In an ideal world, all people would be informed, intelligent, and there would be no sociopaths. But in reality computer users are not normally technically adept: to them their computer is just a thing they use to get work done or for entertainment, and they treat it like a radio, television, or coffee maker. In a real work environment, until something really bad happens, people use Windows XP ten years after Microsoft stopped supporting it, never apply updates as ‘they are too annoying’ and ‘people are busy’, and they click on everything just to see what happens. This naivety makes most people in most businesses an easy target for sociopaths looking for fun and profit.
These two articles came in today from Information Week’s Dark Reading, an eMag that deals with cyber security issues. The first is a case where a business (racing team) was attacked and surrendered to cyber sociopaths in April 2016 and the next is advice on how to protect your business from a similar experience.
NASCAR Race Team Learns Ransomware Lesson The Hard Way
Here’s How To Protect Against A Ransomware Attack
These criminals exist because of other people’s laziness. If you are still using Windows XP and spreading spam and viruses all over the place please man up enough to be socially responsible for the effect of your computing on the rest of us:
- Replace your obsolete XP computers with Windows 10, if not Linux or Apple Macs.
- Install anti-virus software – Windows Defender is FREE from Microsoft. Symantec, Kapersky, McAfee, Avast, AVG, and others can be had for a price of about $50 per year or for personal use sometimes free.
- Keep your systems fully patched, even if you are impatient because it takes two minutes to download and apply the updates.
- Let the large corporations, such as Microsoft and Google, handle scanning your email by using web mail instead of installing an email program on your computer. (1)
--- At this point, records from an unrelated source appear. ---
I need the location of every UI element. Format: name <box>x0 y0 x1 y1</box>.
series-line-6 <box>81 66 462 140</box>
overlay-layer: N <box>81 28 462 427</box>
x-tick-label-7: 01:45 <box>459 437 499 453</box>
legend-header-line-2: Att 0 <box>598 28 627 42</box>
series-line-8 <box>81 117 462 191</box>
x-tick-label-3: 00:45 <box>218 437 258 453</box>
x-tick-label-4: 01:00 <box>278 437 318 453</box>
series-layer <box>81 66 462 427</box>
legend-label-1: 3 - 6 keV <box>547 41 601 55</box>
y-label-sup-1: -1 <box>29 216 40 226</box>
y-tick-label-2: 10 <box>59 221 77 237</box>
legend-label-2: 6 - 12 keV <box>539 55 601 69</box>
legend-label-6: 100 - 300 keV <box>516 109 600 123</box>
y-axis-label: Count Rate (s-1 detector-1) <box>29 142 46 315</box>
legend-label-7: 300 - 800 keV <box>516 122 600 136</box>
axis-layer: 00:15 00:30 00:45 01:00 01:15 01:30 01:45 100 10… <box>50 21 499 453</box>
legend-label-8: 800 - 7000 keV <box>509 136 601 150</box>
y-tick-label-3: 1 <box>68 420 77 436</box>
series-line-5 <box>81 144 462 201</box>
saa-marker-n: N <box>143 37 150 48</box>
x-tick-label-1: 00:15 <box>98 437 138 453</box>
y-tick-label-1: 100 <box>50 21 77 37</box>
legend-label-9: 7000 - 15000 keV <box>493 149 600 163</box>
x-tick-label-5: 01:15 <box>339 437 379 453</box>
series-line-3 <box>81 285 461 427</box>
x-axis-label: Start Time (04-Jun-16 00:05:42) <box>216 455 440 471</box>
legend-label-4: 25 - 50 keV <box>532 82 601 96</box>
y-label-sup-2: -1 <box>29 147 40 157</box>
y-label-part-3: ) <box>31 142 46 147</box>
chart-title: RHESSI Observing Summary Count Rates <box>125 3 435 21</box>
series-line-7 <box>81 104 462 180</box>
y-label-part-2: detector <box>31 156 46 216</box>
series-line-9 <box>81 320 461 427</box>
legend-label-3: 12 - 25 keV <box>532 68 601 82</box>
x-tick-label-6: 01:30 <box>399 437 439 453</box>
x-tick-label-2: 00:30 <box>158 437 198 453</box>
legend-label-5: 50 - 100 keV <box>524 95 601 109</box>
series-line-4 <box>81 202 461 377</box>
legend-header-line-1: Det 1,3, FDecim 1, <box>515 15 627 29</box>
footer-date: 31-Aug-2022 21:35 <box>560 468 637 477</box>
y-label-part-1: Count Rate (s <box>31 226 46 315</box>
- Prevent trojan links from working by blocking them. Install a real firewall. Use CISCO’s OpenDNS instead of the default DNS servers that your ISP provides. (2)
- And back up your files. (3)
But please don’t be the next business that rewards and encourages these sociopaths by providing them with more easy profit.
Footnotes:
1. This comes with business grade cloud services, such as Google Mail and Microsoft Office 365. Currently most malware initially enters a facility via a link on email that runs automatically when the email is read or when the user clicks. The trojan link downloads and installs the malware. Let the pros scan and destroy such email before it ever enters your facility by using email cloud services that scan every email for you before you ever see them.
2. Web services rely on DNS (Domain Name Services) servers to translate the human readable domain names into a computer address. OpenDNS allows you to block addresses that you do not want inside your facility according to their web content. For example, using the simple list, by clicking little check boxes, you can choose to block ads, malware, pornography, social networks, or on-line gaming while allowing everything else to go through. OpenDNS is supported globally by volunteers who donate their time to identify web servers according to their content. In this rapidly changing webscape no corporation can possibly hire enough people to be as effective as many thousands or millions of volunteers daily contributing.
3. Microsoft Office 365 can be had for $5/month for full business grade services, including cloud storage services that can auto-magically back up your files. Google Drive is free. LockBox and a bunch of other cloud services already exist. Or use a $6 memory stick. You can even buy a little fixed disk that just plugs into your computer’s USB port so you can click-drag your files onto it then unplug it and put it in your safe.